Digámosle sus verdades al nuevo coronavirus. Es horroroso, por más corona que tenga en su morfología. ¿Verdad? El rey de la maldad en toda su dimensión. Desciende de una familia, descubierta en los años 60, con la misma propensión a causar enfermedades. No obstante, el SARS-CoV-2, el que provoca la enfermedad Covid-19, es extremadamente contagioso. Implacable. Mortal.

El virus puede esconderse y dar el zarpazo desde una gotícula. Y extender su dominio a través de un tosido o un estornudo. Nació traicionero, pues.
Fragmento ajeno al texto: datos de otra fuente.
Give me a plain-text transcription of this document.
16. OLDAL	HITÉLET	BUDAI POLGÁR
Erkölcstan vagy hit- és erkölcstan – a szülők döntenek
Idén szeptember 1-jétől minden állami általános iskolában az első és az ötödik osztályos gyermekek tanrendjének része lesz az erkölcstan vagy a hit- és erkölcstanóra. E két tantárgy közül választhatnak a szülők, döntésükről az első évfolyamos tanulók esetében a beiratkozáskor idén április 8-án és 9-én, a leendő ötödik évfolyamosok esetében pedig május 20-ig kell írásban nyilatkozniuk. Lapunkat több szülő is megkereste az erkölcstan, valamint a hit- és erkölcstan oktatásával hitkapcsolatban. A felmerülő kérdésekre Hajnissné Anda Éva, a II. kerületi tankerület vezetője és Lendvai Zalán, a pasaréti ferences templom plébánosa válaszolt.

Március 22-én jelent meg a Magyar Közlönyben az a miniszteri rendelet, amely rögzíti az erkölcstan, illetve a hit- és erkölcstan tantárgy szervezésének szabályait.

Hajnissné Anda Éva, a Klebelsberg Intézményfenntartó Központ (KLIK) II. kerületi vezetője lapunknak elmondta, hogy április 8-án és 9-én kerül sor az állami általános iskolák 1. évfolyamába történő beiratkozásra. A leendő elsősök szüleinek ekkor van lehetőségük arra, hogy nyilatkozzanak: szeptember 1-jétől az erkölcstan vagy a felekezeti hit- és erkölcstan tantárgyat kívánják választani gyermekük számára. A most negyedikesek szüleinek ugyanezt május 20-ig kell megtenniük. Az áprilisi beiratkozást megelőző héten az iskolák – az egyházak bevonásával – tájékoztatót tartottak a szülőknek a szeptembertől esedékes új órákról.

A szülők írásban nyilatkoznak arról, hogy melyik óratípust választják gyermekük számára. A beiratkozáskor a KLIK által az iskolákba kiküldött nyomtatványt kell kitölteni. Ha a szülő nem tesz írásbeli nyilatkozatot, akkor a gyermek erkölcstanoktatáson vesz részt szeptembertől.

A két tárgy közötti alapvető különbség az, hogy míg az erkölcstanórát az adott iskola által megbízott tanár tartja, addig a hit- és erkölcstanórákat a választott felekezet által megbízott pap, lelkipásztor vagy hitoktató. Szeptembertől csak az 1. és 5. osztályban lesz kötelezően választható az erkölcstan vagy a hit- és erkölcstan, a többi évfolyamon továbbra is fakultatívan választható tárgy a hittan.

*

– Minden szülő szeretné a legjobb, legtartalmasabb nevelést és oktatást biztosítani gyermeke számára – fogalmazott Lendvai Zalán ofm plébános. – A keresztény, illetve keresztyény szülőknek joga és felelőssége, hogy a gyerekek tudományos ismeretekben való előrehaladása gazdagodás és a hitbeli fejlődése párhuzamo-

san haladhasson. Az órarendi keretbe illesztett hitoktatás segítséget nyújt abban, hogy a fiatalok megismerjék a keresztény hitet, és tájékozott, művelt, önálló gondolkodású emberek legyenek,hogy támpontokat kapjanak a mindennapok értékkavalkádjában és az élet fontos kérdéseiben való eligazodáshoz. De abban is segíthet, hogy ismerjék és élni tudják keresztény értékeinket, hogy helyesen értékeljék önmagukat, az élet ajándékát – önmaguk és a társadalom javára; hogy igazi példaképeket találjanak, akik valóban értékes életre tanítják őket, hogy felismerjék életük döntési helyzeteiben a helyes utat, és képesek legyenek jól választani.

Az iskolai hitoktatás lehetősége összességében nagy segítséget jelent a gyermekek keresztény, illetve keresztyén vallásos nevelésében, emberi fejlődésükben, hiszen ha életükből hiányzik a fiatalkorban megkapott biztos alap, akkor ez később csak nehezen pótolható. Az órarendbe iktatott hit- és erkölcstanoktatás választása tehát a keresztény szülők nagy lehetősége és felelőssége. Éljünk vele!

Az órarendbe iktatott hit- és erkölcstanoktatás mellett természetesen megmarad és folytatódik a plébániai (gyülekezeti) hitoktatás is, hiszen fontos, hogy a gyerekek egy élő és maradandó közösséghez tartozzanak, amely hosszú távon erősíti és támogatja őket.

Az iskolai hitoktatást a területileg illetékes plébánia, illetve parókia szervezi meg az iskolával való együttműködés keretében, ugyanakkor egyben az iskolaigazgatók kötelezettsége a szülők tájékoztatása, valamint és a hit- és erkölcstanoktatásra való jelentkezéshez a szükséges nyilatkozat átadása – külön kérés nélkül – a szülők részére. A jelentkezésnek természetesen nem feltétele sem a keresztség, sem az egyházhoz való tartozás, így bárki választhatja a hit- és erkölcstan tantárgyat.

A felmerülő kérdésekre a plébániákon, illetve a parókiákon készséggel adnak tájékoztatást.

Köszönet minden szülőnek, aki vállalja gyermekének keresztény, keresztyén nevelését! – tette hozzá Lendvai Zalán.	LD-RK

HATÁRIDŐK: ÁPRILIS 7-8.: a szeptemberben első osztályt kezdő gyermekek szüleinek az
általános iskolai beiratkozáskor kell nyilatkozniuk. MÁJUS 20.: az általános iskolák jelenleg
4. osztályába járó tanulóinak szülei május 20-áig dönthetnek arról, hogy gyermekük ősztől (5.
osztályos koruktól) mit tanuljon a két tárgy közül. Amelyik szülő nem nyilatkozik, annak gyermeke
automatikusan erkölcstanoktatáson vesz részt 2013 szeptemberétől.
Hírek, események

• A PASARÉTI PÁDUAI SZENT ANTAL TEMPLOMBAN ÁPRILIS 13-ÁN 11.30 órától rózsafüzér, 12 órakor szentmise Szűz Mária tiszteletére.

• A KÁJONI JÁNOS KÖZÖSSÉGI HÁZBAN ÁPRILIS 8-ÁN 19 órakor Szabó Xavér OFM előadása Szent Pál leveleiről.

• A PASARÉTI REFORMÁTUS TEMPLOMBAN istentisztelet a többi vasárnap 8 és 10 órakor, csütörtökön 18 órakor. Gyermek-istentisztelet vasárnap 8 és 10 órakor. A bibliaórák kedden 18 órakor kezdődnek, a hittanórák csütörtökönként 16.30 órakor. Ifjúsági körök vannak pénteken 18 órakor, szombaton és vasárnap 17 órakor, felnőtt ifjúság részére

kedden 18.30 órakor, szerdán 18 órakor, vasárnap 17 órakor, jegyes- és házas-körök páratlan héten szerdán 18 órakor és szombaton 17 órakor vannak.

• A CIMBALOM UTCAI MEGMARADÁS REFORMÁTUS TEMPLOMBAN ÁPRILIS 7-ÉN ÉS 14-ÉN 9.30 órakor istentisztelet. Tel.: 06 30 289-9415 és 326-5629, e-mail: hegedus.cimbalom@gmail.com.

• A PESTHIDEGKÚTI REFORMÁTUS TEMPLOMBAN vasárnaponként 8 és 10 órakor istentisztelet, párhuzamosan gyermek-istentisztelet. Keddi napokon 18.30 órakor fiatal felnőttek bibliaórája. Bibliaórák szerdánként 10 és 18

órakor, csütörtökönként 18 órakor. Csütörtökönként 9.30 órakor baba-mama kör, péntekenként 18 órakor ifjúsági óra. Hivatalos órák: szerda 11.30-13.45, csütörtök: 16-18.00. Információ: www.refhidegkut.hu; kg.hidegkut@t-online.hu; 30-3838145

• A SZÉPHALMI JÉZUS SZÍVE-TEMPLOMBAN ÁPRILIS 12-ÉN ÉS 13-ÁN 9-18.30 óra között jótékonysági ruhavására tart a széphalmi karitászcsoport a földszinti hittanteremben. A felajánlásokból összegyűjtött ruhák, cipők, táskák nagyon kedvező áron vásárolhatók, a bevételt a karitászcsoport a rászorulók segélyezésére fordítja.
Y deviene de una zoonosis, o sea, de una afección que originalmente voló de los animales a las personas. Y su actual tour, con escala en todos los aeropuertos del mundo, habría comenzado en la ciudad de Wuhan. En contraparte, China debería producir la vacuna salvadora con la velocidad con que levanta un nosocomio.

Lo cierto es que va de frente al cuello y quita aire. La plaga de la falta de oxígeno que no se le ocurrió a Dios en los tiempos de Moisés. Y, luego, clava sus bastones por la espalda. En los pulmones. Y, claro, a sus víctimas (y a los familiares) los tiene con un nudo en la garganta en hospitales y clínicas abarrotados. Quienes lo creyeron un escupitajo o un moco pegado en la pared, se fueron de cara. ¿O no Bolsonaro? ¿O no Trump?

A este enemigo invisible, The New York Times acaba de darle una lección para su libro al presentar una estremecedora portada con los nombres de mil muertos (de los 100,000 que ha dejado hasta ahora la pandemia en Estados Unidos), algo así como un réquiem personalizado e impreso frente a “una pérdida incalculable”. Hay otras armas, además de la cuarentena, de luchar contra la muerte. La sensibilidad periodística, por ejemplo.